1987’de Hatay-Hasa'dan bir yıl sonra İskenderun-Üçgüllük Beldesine atandım.7000 nüfusluk bir beldede arkadaşlarla çabalarımız sonucu ilk kez  ortaokul açılmış oldu, bu ana kadar köyde sadece 1 üniversite mezunu ile 2 tane üniversite öğrencisi ile 1 de Orta Okul mezunu bulunmaktaydı.

Dayanışma içinde olan biz bir gurup öğretmen  yöreye eğitimin ciddiyetini kabullendirebildik. Bu belde için bir ilki daha da başardık. 1990’da TÖS ve TÖB DER geleneğinden hareketle devredilen bayrağı teslim alarak sendikal faaliyetlerde bulunduk. 1992’de İskenderun'da Kurucu Üye olarak EĞİT-SEN'i kurarak Örgütleme Sekreterlik görevi ile Hatay Eğitim-Sen Yönetim Kurulu Üyeliğinde bulundum. Sendikal faaliyetlerden dolayı tehditlerin ötesinden farklı kurum kuruluşlardan(Devlet hastanesi, Bayındırlık İskân Müdürlüğü, İlçe Milli Eğitim ve Mal Müdürlüğünden şahıslardan kurulu ) komployla hakkımda açılan düzme soruşturmalar sonucu sürgün ve cezalar aldım. Kendimi ihbar etmem ve ispat delil gösterme isteğime cevap bulunmayınca karşı taraf   hakkında davacı olmam sonucu kazanan taraf oldum.

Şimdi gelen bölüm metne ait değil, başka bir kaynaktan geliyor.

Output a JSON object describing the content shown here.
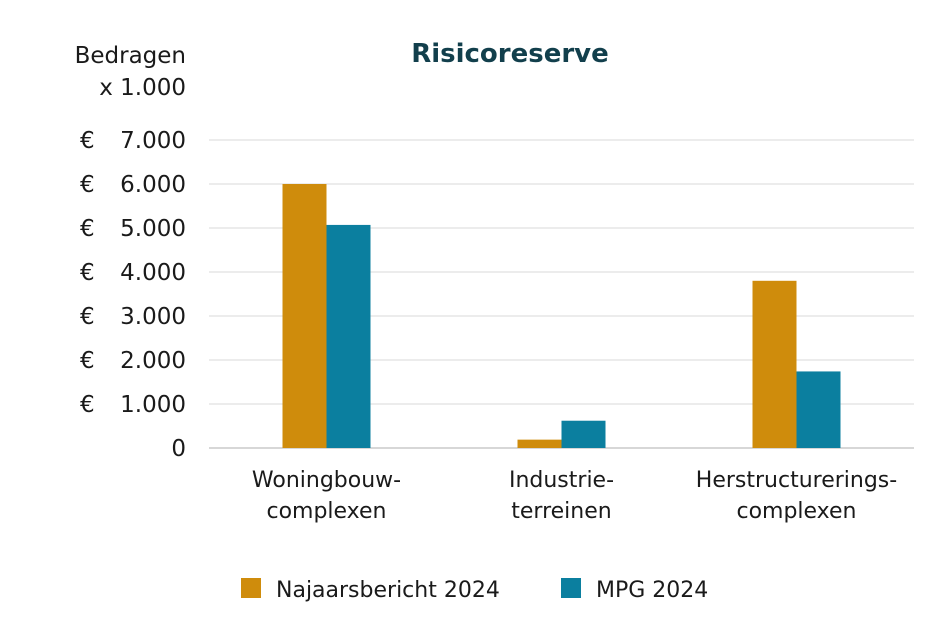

Ancak bu sefer İskenderun merkeze alınmam sonucu yapılan bazı yolsuzlukları fark ederek kurum Hakkında dava açtım. 10 yıl içinde Türkiye geneli yapılan yolsuzluk ve hak ihlalleri, davayı kazanmam ile Türkiye geneli emsal karar sayılarak binlerce kişiye bu hakları verildi. Bakanlığın bazı kararları da ortak çalışma ve dava sonucu iptal edebildik.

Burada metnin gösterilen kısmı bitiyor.